Temporary hostel or refuge housing does not constitute suitable accommodation for determining whether a person is homeless, if the homeless person is expected to occupy it for a longer period than is reasonable. This decision was taken recently by the House of Lords, which had to rule on whether six families who occupied overcrowded short-term accommodation and a woman who was provided with long-term accommodation in a women’s refuge were still homeless for the purposes of being allocated social housing.
The appeal dealt with the housing policies of Birmingham and Manchester Councils. In the case of the Birmingham families, it was accepted that they were unintentionally homeless and a priority housing need. However, the Council had left them in unsuitable accommodation for months or years. The key issue was that the accommodation provided was accommodation which it would not be reasonable for them to continue to occupy. Therefore, the families remained homeless for the purpose of assessing their housing need.

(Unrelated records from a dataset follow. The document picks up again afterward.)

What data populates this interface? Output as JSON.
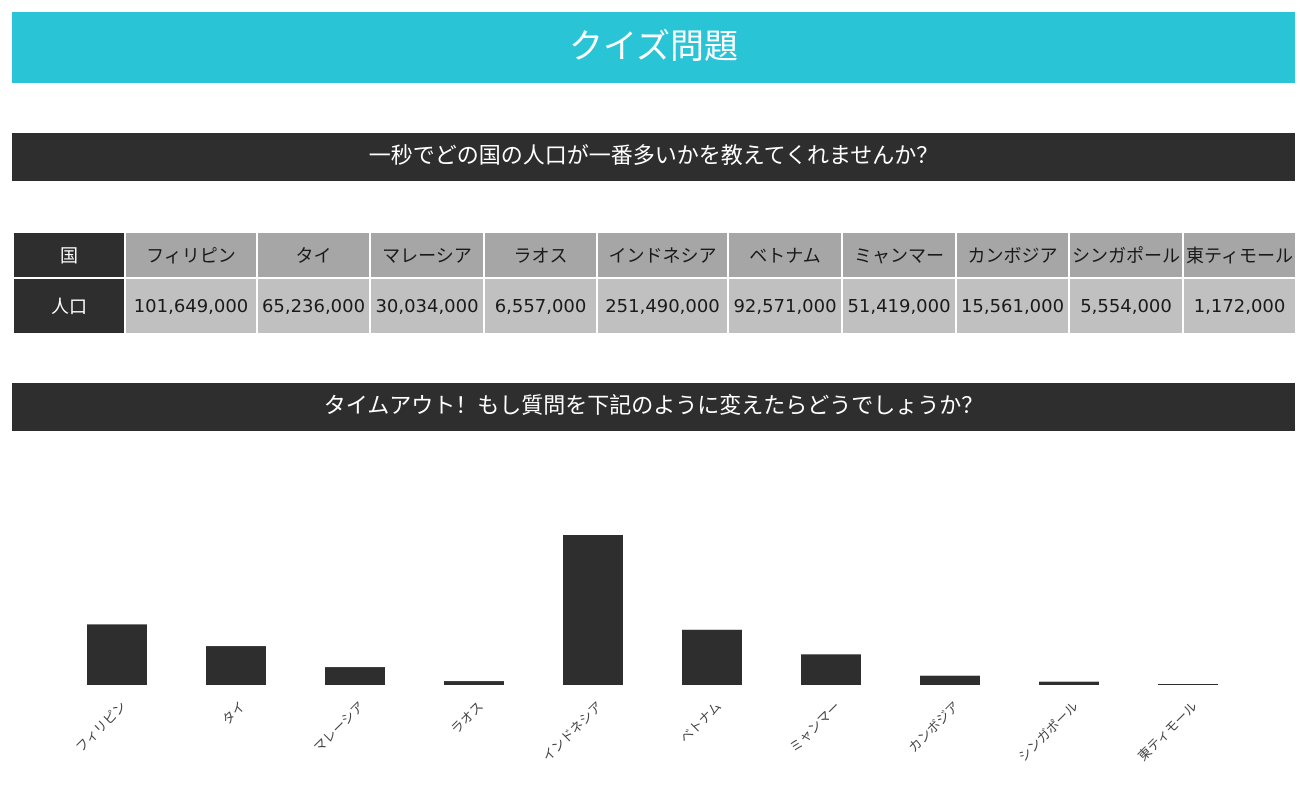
{
  "header": {
    "title": "クイズ問題"
  },
  "question": {
    "text": "一秒でどの国の人口が一番多いかを教えてくれませんか？"
  },
  "table": {
    "country_label": "国",
    "population_label": "人口",
    "countries": [
      "フィリピン",
      "タイ",
      "マレーシア",
      "ラオス",
      "インドネシア",
      "ベトナム",
      "ミャンマー",
      "カンボジア",
      "シンガポール",
      "東ティモール"
    ],
    "populations": [
      "101,649,000",
      "65,236,000",
      "30,034,000",
      "6,557,000",
      "251,490,000",
      "92,571,000",
      "51,419,000",
      "15,561,000",
      "5,554,000",
      "1,172,000"
    ]
  },
  "timeout": {
    "text": "タイムアウト！もし質問を下記のように変えたらどうでしょうか？"
  },
  "colors": {
    "accent": "#29c5d6",
    "dark": "#2e2e2e",
    "header_cell": "#a6a6a6",
    "value_cell": "#c0c0c0"
  },
  "chart_data": {
    "type": "bar",
    "categories": [
      "フィリピン",
      "タイ",
      "マレーシア",
      "ラオス",
      "インドネシア",
      "ベトナム",
      "ミャンマー",
      "カンボジア",
      "シンガポール",
      "東ティモール"
    ],
    "values": [
      101649000,
      65236000,
      30034000,
      6557000,
      251490000,
      92571000,
      51419000,
      15561000,
      5554000,
      1172000
    ],
    "title": "",
    "xlabel": "",
    "ylabel": "",
    "ylim": [
      0,
      251490000
    ],
    "grid": false,
    "legend": "none"
  }
}
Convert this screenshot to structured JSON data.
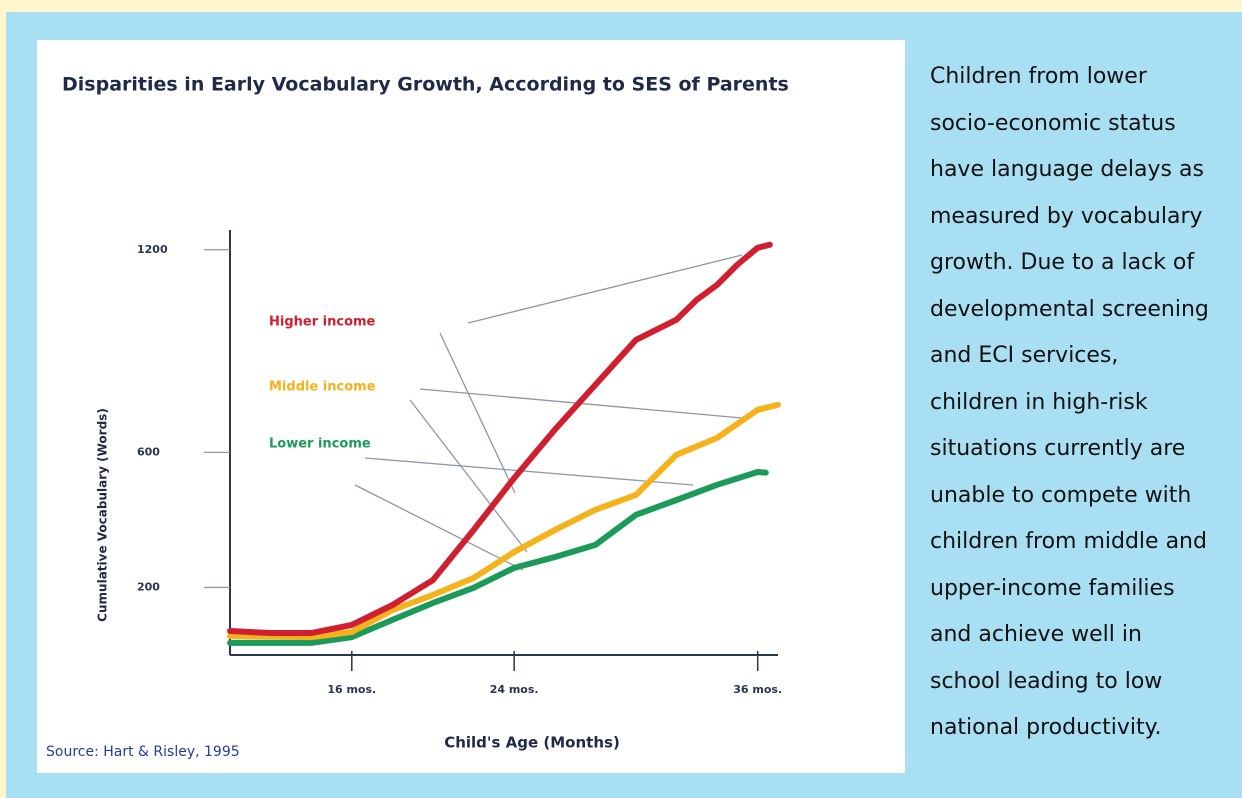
{
  "chart_data": {
    "type": "line",
    "title": "Disparities in Early Vocabulary Growth, According to SES of Parents",
    "x_label": "Child's Age (Months)",
    "y_label": "Cumulative Vocabulary (Words)",
    "source": "Source: Hart & Risley, 1995",
    "xlim": [
      10,
      37
    ],
    "xticks": [
      {
        "value": 16,
        "label": "16 mos."
      },
      {
        "value": 24,
        "label": "24 mos."
      },
      {
        "value": 36,
        "label": "36 mos."
      }
    ],
    "ylim": [
      0,
      1300
    ],
    "yticks": [
      200,
      600,
      1200
    ],
    "series": [
      {
        "name": "Higher income",
        "color": "#d0202f",
        "x": [
          10,
          12,
          14,
          16,
          18,
          20,
          22,
          24,
          26,
          28,
          30,
          32,
          33,
          34,
          35,
          36,
          36.6
        ],
        "values": [
          71,
          65,
          65,
          89,
          148,
          222,
          370,
          524,
          667,
          800,
          933,
          993,
          1052,
          1096,
          1156,
          1206,
          1215
        ]
      },
      {
        "name": "Middle income",
        "color": "#f6b21b",
        "x": [
          10,
          14,
          16,
          18,
          20,
          22,
          24,
          26,
          28,
          30,
          32,
          34,
          36,
          37
        ],
        "values": [
          56,
          53,
          68,
          133,
          178,
          228,
          305,
          370,
          430,
          474,
          593,
          643,
          726,
          741
        ]
      },
      {
        "name": "Lower income",
        "color": "#1c9a5a",
        "x": [
          10,
          14,
          16,
          18,
          20,
          22,
          24,
          26,
          28,
          30,
          32,
          34,
          36,
          36.4
        ],
        "values": [
          36,
          36,
          53,
          104,
          154,
          199,
          258,
          290,
          326,
          415,
          459,
          504,
          542,
          540
        ]
      }
    ]
  },
  "body_lines": [
    "Children from lower",
    "socio-economic status",
    "have language delays as",
    "measured by vocabulary",
    "growth. Due to a lack of",
    "developmental screening",
    "and ECI services,",
    "children in high-risk",
    "situations currently are",
    "unable to compete with",
    "children from middle and",
    "upper-income families",
    "and achieve well in",
    "school leading to low",
    "national productivity."
  ]
}
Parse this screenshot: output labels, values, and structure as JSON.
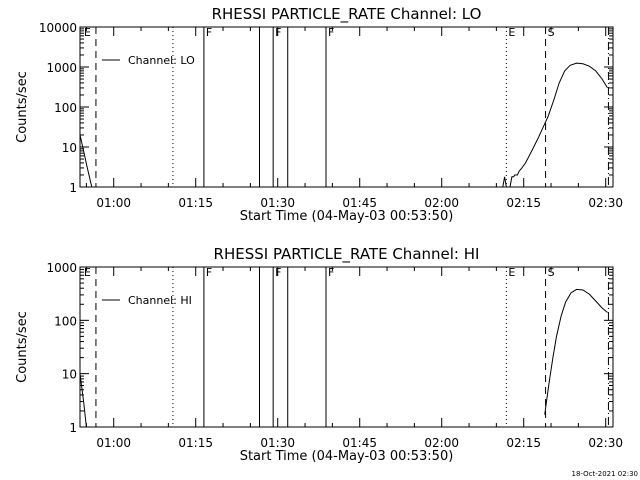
{
  "chart_data": [
    {
      "type": "line",
      "title": "RHESSI PARTICLE_RATE Channel: LO",
      "xlabel": "Start Time (04-May-03 00:53:50)",
      "ylabel": "Counts/sec",
      "y_scale": "log",
      "ylim": [
        1,
        10000
      ],
      "y_ticks": [
        "1",
        "10",
        "100",
        "1000",
        "10000"
      ],
      "x_ticks": [
        "01:00",
        "01:15",
        "01:30",
        "01:45",
        "02:00",
        "02:15",
        "02:30"
      ],
      "legend": {
        "label": "Channel: LO",
        "placement": "top-left"
      },
      "series": [
        {
          "name": "Channel: LO",
          "points": [
            [
              "00:53:50",
              20
            ],
            [
              "00:54:30",
              8
            ],
            [
              "00:55:10",
              3
            ],
            [
              "00:56:00",
              1
            ],
            [
              "02:11:10",
              1
            ],
            [
              "02:11:30",
              1.8
            ],
            [
              "02:11:50",
              1
            ],
            [
              "02:12:30",
              1
            ],
            [
              "02:12:50",
              1.8
            ],
            [
              "02:13:10",
              1.8
            ],
            [
              "02:13:20",
              2
            ],
            [
              "02:13:50",
              2
            ],
            [
              "02:14:10",
              2.5
            ],
            [
              "02:14:40",
              3
            ],
            [
              "02:15:20",
              4
            ],
            [
              "02:16:00",
              6
            ],
            [
              "02:16:50",
              10
            ],
            [
              "02:17:40",
              17
            ],
            [
              "02:18:30",
              30
            ],
            [
              "02:19:30",
              60
            ],
            [
              "02:20:30",
              150
            ],
            [
              "02:21:30",
              400
            ],
            [
              "02:22:30",
              800
            ],
            [
              "02:23:30",
              1100
            ],
            [
              "02:24:40",
              1250
            ],
            [
              "02:25:50",
              1200
            ],
            [
              "02:27:00",
              1050
            ],
            [
              "02:28:10",
              800
            ],
            [
              "02:29:20",
              500
            ],
            [
              "02:30:20",
              300
            ]
          ]
        }
      ],
      "markers": [
        {
          "time": "00:54:10",
          "label": "E"
        },
        {
          "time": "00:56:45",
          "label": "",
          "style": "dashed"
        },
        {
          "time": "01:10:50",
          "label": "",
          "style": "dotted"
        },
        {
          "time": "01:16:30",
          "label": "F",
          "style": "solid"
        },
        {
          "time": "01:26:40",
          "label": "",
          "style": "solid"
        },
        {
          "time": "01:29:10",
          "label": "F",
          "style": "solid"
        },
        {
          "time": "01:31:50",
          "label": "",
          "style": "solid"
        },
        {
          "time": "01:38:50",
          "label": "F",
          "style": "solid"
        },
        {
          "time": "02:11:50",
          "label": "E",
          "style": "dotted"
        },
        {
          "time": "02:19:00",
          "label": "S",
          "style": "dashed"
        },
        {
          "time": "02:30:30",
          "label": "",
          "style": "dashdot"
        }
      ]
    },
    {
      "type": "line",
      "title": "RHESSI PARTICLE_RATE Channel: HI",
      "xlabel": "Start Time (04-May-03 00:53:50)",
      "ylabel": "Counts/sec",
      "y_scale": "log",
      "ylim": [
        1,
        1000
      ],
      "y_ticks": [
        "1",
        "10",
        "100",
        "1000"
      ],
      "x_ticks": [
        "01:00",
        "01:15",
        "01:30",
        "01:45",
        "02:00",
        "02:15",
        "02:30"
      ],
      "legend": {
        "label": "Channel: HI",
        "placement": "top-left"
      },
      "series": [
        {
          "name": "Channel: HI",
          "points": [
            [
              "00:53:50",
              10
            ],
            [
              "00:54:30",
              3
            ],
            [
              "00:55:00",
              1
            ],
            [
              "02:18:50",
              1.7
            ],
            [
              "02:19:10",
              3
            ],
            [
              "02:19:40",
              7
            ],
            [
              "02:20:20",
              20
            ],
            [
              "02:21:00",
              50
            ],
            [
              "02:21:50",
              120
            ],
            [
              "02:22:40",
              220
            ],
            [
              "02:23:40",
              330
            ],
            [
              "02:24:40",
              380
            ],
            [
              "02:25:50",
              370
            ],
            [
              "02:27:00",
              310
            ],
            [
              "02:28:10",
              230
            ],
            [
              "02:29:20",
              170
            ],
            [
              "02:30:20",
              140
            ]
          ]
        }
      ],
      "markers": [
        {
          "time": "00:54:10",
          "label": "E"
        },
        {
          "time": "00:56:45",
          "label": "",
          "style": "dashed"
        },
        {
          "time": "01:10:50",
          "label": "",
          "style": "dotted"
        },
        {
          "time": "01:16:30",
          "label": "F",
          "style": "solid"
        },
        {
          "time": "01:26:40",
          "label": "",
          "style": "solid"
        },
        {
          "time": "01:29:10",
          "label": "F",
          "style": "solid"
        },
        {
          "time": "01:31:50",
          "label": "",
          "style": "solid"
        },
        {
          "time": "01:38:50",
          "label": "F",
          "style": "solid"
        },
        {
          "time": "02:11:50",
          "label": "E",
          "style": "dotted"
        },
        {
          "time": "02:19:00",
          "label": "S",
          "style": "dashed"
        },
        {
          "time": "02:30:30",
          "label": "",
          "style": "dashdot"
        }
      ]
    }
  ],
  "footer": {
    "stamp": "18-Oct-2021 02:30"
  }
}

In the Manchester case, a woman and her two children were given accommodation in a women’s refuge, from which she was evicted because of her behaviour towards the staff. She was rehoused in temporary accommodation. The Council ruled that she had become intentionally homeless.
In both cases, the nub of the Councils’ arguments was that their duty to provide housing was discharged if they left the families in the housing provided until suitable permanent housing could be found.
In the view of the House of Lords, there would inevitably come a time when it was no longer reasonable for the families to remain in the temporary accommodation. What constituted a ‘reasonable time’ for a family to occupy temporary accommodation was a matter of fact in each case.